"Breeding to better the breed;" is a common phrase in the dog world. But what does it actually mean? I have the chance to meet breeders of just about all the breeds there are and I love learning about each, I find the little breed specific facts facinating. But as on onlooker and lover of all it sometimes makes me laugh when I hear people say things like "oh this breed should not be an outside dog," or "this breed must have training and socializing." Because that is a blanket statement.
Yes there are breed specific hardwired behaviors - “Hardwired” is often used loosely to refer to functions that are innate and unlearned in living systems: “The ability to perceive objects in a certain way appears to be hardwired into the brains of mammals.” Hardwired behaviors can be very breed specific; from herding, chasing, swimming etc. There are hardwired behaviors that are common in all dog breeds and mixes that are not breed specific like grooming, predation and communication.
Most breeds do well with other breeds, dogs speak dog. So although there are breed specific behaviors they are all much more similar than many "breed lovers" would like to admit. The breed specifics that makes us want a certain breed are more the external behaviors, surface stuff so to speak. Are they the relaxed type, high strung, retrieving maniacs, guard dog type or live to please guys?

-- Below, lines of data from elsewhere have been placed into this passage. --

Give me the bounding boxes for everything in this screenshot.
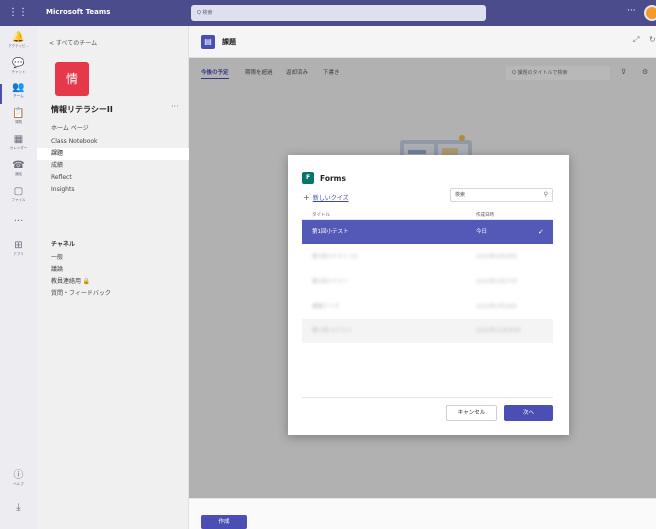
page-title: 課題 [222, 38, 236, 46]
next-button[interactable]: 次へ [504, 405, 553, 421]
forms-dialog: F Forms + 新しいクイズ 検索 ⚲ タイトル 作成日時 第1回小テスト 今… [288, 155, 569, 435]
channels-header: チャネル [51, 241, 75, 248]
assignments-icon: 📋 [12, 108, 25, 119]
phone-icon: ☎ [12, 160, 25, 171]
rail-item-activity[interactable]: 🔔 アクティビ... [0, 32, 37, 56]
nav-home[interactable]: ホーム ページ [37, 123, 189, 135]
file-icon: ▢ [13, 186, 24, 197]
row-title: 第1回小テスト [312, 279, 349, 285]
rail-item-chat[interactable]: 💬 チャット [0, 58, 37, 82]
bell-icon: 🔔 [12, 32, 25, 43]
column-header-title[interactable]: タイトル [312, 212, 330, 218]
create-button[interactable]: 作成 [201, 515, 247, 529]
row-date: 2023年2月28日 [476, 254, 517, 260]
apps-icon: ⊞ [14, 240, 23, 251]
column-header-created[interactable]: 作成日時 [476, 212, 494, 218]
assignments-icon: ▤ [201, 35, 215, 49]
rail-item-apps[interactable]: ⊞ アプリ [0, 240, 37, 264]
nav-reflect[interactable]: Reflect [37, 172, 189, 184]
chat-icon: 💬 [12, 58, 25, 69]
channel-general[interactable]: 一般 [37, 252, 189, 264]
rail-item-calls[interactable]: ☎ 通話 [0, 160, 37, 184]
search-input[interactable]: Q 検索 [191, 5, 486, 21]
rail-label: 通話 [15, 172, 22, 176]
rail-item-teams[interactable]: 👥 チーム [0, 82, 37, 106]
forms-search-placeholder: 検索 [455, 192, 466, 198]
download-icon: ⤓ [16, 502, 21, 513]
plus-icon: + [303, 193, 310, 202]
rail-label: アクティビ... [8, 44, 29, 48]
app-launcher-icon[interactable]: ⋮⋮ [8, 6, 28, 20]
search-icon: ⚲ [543, 191, 548, 198]
app-title: Microsoft Teams [46, 8, 111, 16]
nav-class-notebook[interactable]: Class Notebook [37, 136, 189, 148]
new-quiz-label: 新しいクイズ [312, 195, 349, 202]
table-row[interactable]: 第1回小テスト 今日 ✓ [302, 220, 553, 244]
cancel-button[interactable]: キャンセル [446, 405, 497, 421]
rail-label: カレンダー [9, 146, 28, 150]
avatar[interactable] [644, 5, 656, 21]
rail-item-help[interactable]: ⓘ ヘルプ [0, 470, 37, 494]
create-bar: 作成 [189, 498, 656, 529]
forms-search-input[interactable]: 検索 ⚲ [450, 188, 553, 202]
more-icon: ··· [13, 216, 24, 227]
row-date: 今日 [476, 229, 488, 235]
row-title: 模擬クイズ [312, 304, 340, 310]
table-row[interactable]: 第三回 小テスト 2022年11月30日 [302, 319, 553, 343]
row-title: 第1回小テスト [312, 229, 349, 235]
rail-label: ヘルプ [13, 482, 24, 486]
calendar-icon: ▦ [13, 134, 24, 145]
row-date: 2022年11月30日 [476, 328, 521, 334]
back-to-all-teams[interactable]: < すべてのチーム [49, 38, 97, 47]
rail-item-assignments[interactable]: 📋 課題 [0, 108, 37, 132]
nav-grades[interactable]: 成績 [37, 160, 189, 172]
main-header: ▤ 課題 ⤢ ↻ [189, 26, 656, 58]
refresh-icon[interactable]: ↻ [649, 35, 656, 44]
team-avatar: 情 [55, 62, 89, 96]
nav-assignments[interactable]: 課題 [37, 148, 189, 160]
rail-item-files[interactable]: ▢ ファイル [0, 186, 37, 210]
rail-label: アプリ [13, 252, 24, 256]
more-options-icon[interactable]: ··· [627, 6, 636, 16]
app-rail: 🔔 アクティビ... 💬 チャット 👥 チーム 📋 課題 ▦ カレンダー ☎ 通… [0, 26, 37, 529]
table-row[interactable]: 第1回小テスト (2) 2023年2月28日 [302, 245, 553, 269]
rail-label: チーム [13, 94, 24, 98]
rail-item-calendar[interactable]: ▦ カレンダー [0, 134, 37, 158]
table-row[interactable]: 模擬クイズ 2023年2月26日 [302, 295, 553, 319]
team-more-icon[interactable]: ··· [171, 102, 179, 111]
expand-icon[interactable]: ⤢ [633, 35, 639, 45]
rail-label: チャット [11, 70, 26, 74]
team-sidebar: < すべてのチーム 情 情報リテラシーII ··· ホーム ページ Class … [37, 26, 189, 529]
teams-icon: 👥 [12, 82, 25, 93]
row-title: 第1回小テスト (2) [312, 254, 359, 260]
channel-staff[interactable]: 教員連絡用 🔒 [37, 276, 189, 288]
new-quiz-link[interactable]: + 新しいクイズ [303, 193, 349, 202]
rail-label: 課題 [15, 120, 22, 124]
table-row[interactable]: 第1回小テスト 2023年2月27日 [302, 270, 553, 294]
title-bar: ⋮⋮ Microsoft Teams Q 検索 ··· [0, 0, 656, 26]
forms-logo-icon: F [302, 172, 314, 184]
channel-discussion[interactable]: 議論 [37, 264, 189, 276]
divider [302, 397, 553, 398]
rail-label: ファイル [11, 198, 26, 202]
help-icon: ⓘ [13, 470, 24, 481]
dialog-title: Forms [320, 174, 346, 183]
rail-item-more[interactable]: ··· [0, 216, 37, 240]
team-name: 情報リテラシーII [51, 105, 113, 114]
row-title: 第三回 小テスト [312, 328, 353, 334]
nav-insights[interactable]: Insights [37, 184, 189, 196]
channel-questions[interactable]: 質問・フィードバック [37, 288, 189, 300]
row-date: 2023年2月27日 [476, 279, 517, 285]
row-date: 2023年2月26日 [476, 304, 517, 310]
rail-item-download[interactable]: ⤓ [0, 502, 37, 526]
check-icon: ✓ [538, 228, 544, 236]
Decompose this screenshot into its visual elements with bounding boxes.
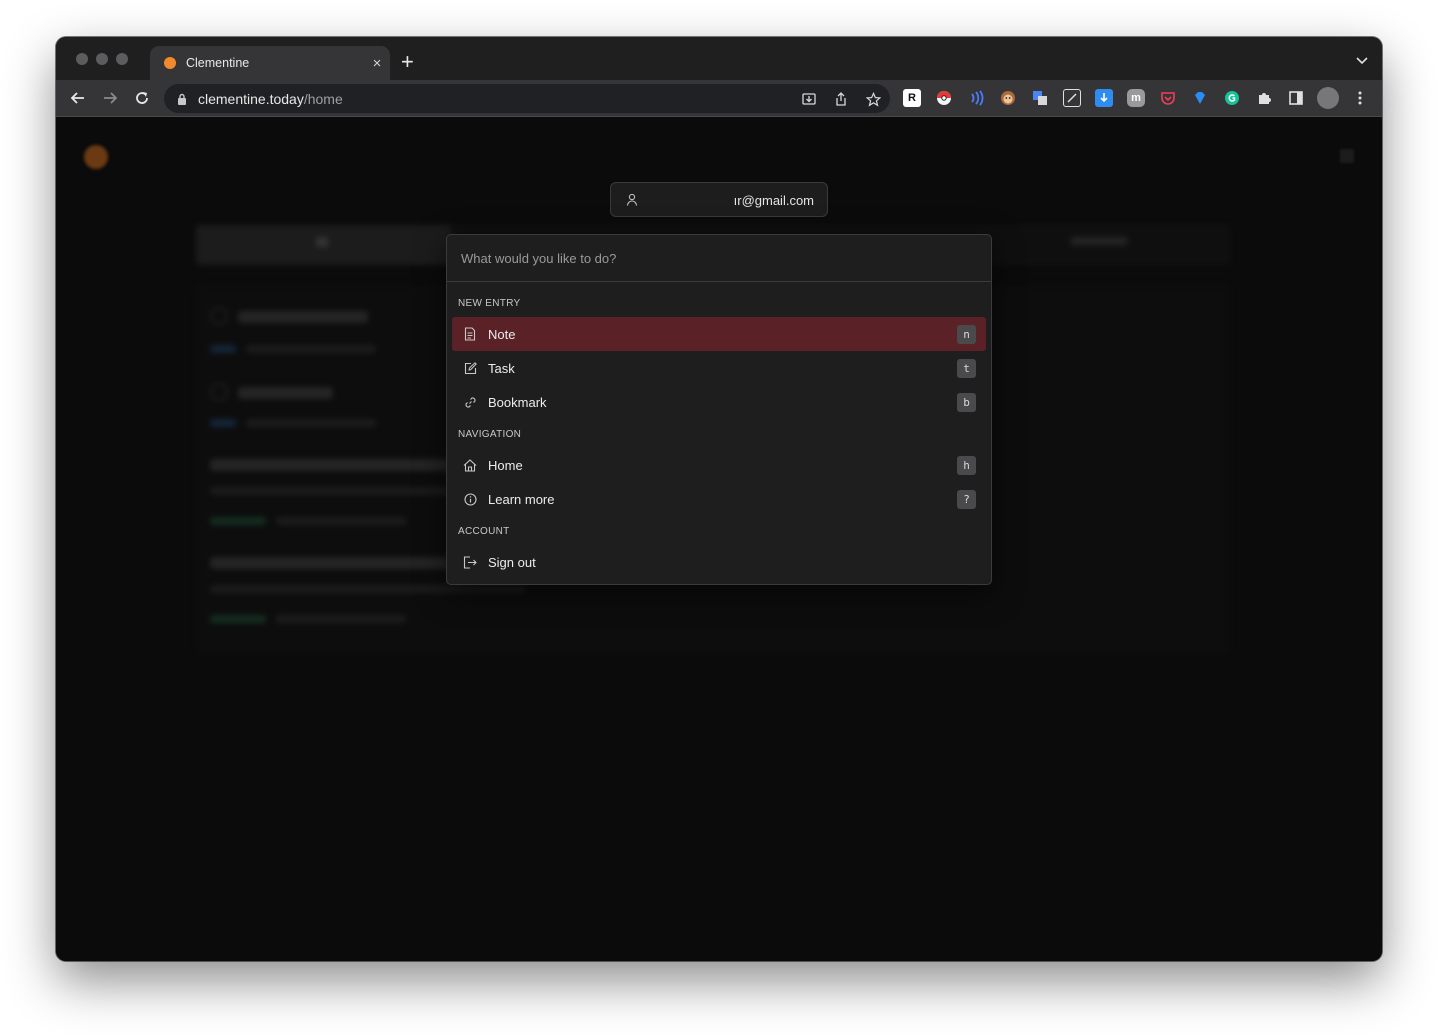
close-icon [1340, 149, 1354, 163]
account-pill[interactable]: ır@gmail.com [610, 182, 828, 217]
menu-icon[interactable] [1351, 89, 1369, 107]
browser-tab[interactable]: Clementine × [150, 46, 390, 80]
home-icon [463, 458, 477, 472]
browser-window: Clementine × + clementine.today/home R m… [56, 37, 1382, 961]
user-icon [625, 193, 639, 207]
page-content: ır@gmail.com NEW ENTRY Note n Task t [56, 117, 1382, 961]
forward-arrow-icon[interactable] [99, 87, 121, 109]
browser-toolbar: clementine.today/home R m [56, 80, 1382, 117]
command-item-label: Home [488, 457, 523, 473]
command-palette: NEW ENTRY Note n Task t Bookmark [446, 234, 992, 585]
section-label-new-entry: NEW ENTRY [458, 298, 521, 309]
user-email: ır@gmail.com [733, 193, 814, 208]
command-search-input[interactable] [447, 235, 991, 282]
extension-m-icon[interactable]: m [1127, 89, 1145, 107]
reload-icon[interactable] [131, 87, 153, 109]
extension-r-icon[interactable]: R [903, 89, 921, 107]
url-text: clementine.today/home [198, 91, 343, 107]
background-line [246, 419, 376, 427]
tab-search-chevron-icon[interactable] [1356, 52, 1368, 70]
background-line [210, 517, 266, 525]
tab-title: Clementine [186, 56, 250, 70]
bookmark-star-icon[interactable] [864, 90, 882, 108]
background-line [210, 615, 266, 623]
avatar[interactable] [1317, 87, 1339, 109]
info-icon [463, 492, 477, 506]
clementine-logo [84, 145, 108, 169]
maximize-window-button[interactable] [116, 53, 128, 65]
command-item-label: Learn more [488, 491, 555, 507]
tab-close-icon[interactable]: × [364, 55, 390, 72]
install-icon[interactable] [800, 90, 818, 108]
command-item-learn-more[interactable]: Learn more ? [452, 482, 986, 516]
background-line [210, 557, 450, 569]
sign-out-icon [463, 555, 477, 569]
shortcut-key: t [957, 359, 976, 378]
command-item-home[interactable]: Home h [452, 448, 986, 482]
command-item-label: Bookmark [488, 394, 547, 410]
back-arrow-icon[interactable] [67, 87, 89, 109]
url-path: /home [303, 90, 343, 107]
background-line [246, 345, 376, 353]
gem-icon[interactable] [1191, 89, 1209, 107]
command-item-bookmark[interactable]: Bookmark b [452, 385, 986, 419]
shortcut-key: b [957, 393, 976, 412]
background-line [210, 345, 236, 353]
section-label-account: ACCOUNT [458, 526, 510, 537]
favicon-icon [164, 57, 176, 69]
sound-waves-icon[interactable] [967, 89, 985, 107]
section-label-navigation: NAVIGATION [458, 429, 522, 440]
background-tab-label [316, 237, 328, 247]
grammarly-icon[interactable] [1223, 89, 1241, 107]
download-icon[interactable] [1095, 89, 1113, 107]
translate-icon[interactable] [1031, 89, 1049, 107]
command-item-label: Note [488, 326, 516, 342]
edit-icon [463, 361, 477, 375]
command-item-sign-out[interactable]: Sign out [452, 545, 986, 579]
url-host: clementine.today [198, 90, 304, 107]
background-checkbox [210, 307, 228, 325]
shortcut-key: h [957, 456, 976, 475]
notes-icon[interactable] [1063, 89, 1081, 107]
pokeball-icon[interactable] [935, 89, 953, 107]
background-tab-label [1071, 237, 1127, 245]
background-line [210, 419, 236, 427]
new-tab-button[interactable]: + [401, 50, 414, 74]
command-item-label: Sign out [488, 554, 536, 570]
background-line [210, 459, 450, 471]
background-checkbox [210, 383, 228, 401]
background-line [238, 311, 368, 323]
background-line [238, 387, 333, 399]
minimize-window-button[interactable] [96, 53, 108, 65]
shortcut-key: ? [957, 490, 976, 509]
command-item-note[interactable]: Note n [452, 317, 986, 351]
background-line [210, 585, 525, 593]
address-bar[interactable]: clementine.today/home [164, 84, 890, 113]
close-window-button[interactable] [76, 53, 88, 65]
sidebar-icon[interactable] [1287, 89, 1305, 107]
background-line [276, 517, 406, 525]
monkey-icon[interactable] [999, 89, 1017, 107]
background-line [210, 487, 450, 495]
pocket-icon[interactable] [1159, 89, 1177, 107]
command-item-task[interactable]: Task t [452, 351, 986, 385]
document-icon [463, 327, 477, 341]
title-bar: Clementine × + [56, 37, 1382, 80]
link-icon [463, 395, 477, 409]
command-item-label: Task [488, 360, 515, 376]
lock-icon [176, 92, 188, 106]
share-icon[interactable] [832, 90, 850, 108]
puzzle-icon[interactable] [1255, 89, 1273, 107]
background-line [276, 615, 406, 623]
shortcut-key: n [957, 325, 976, 344]
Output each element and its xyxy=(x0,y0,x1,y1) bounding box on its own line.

I sort of look at hardwired behaviors as having two distinct levels or tiers, the all dog hardwired behaviors and then the breed specific hardwired behaviors. And the second tier hardwired behaviors are the ones we pick and choose from. Some of the toy breeds having had most of their predatory behaviors bred out; being bred strictly as companion dogs can happily coexist with birds and rodents. Where other breeds who have not been bred as strictly companion dogs have a hardwired reaction to rodents and birds which is very predatory.
Human intervention has made one species very different; what started out as one has become many indeed.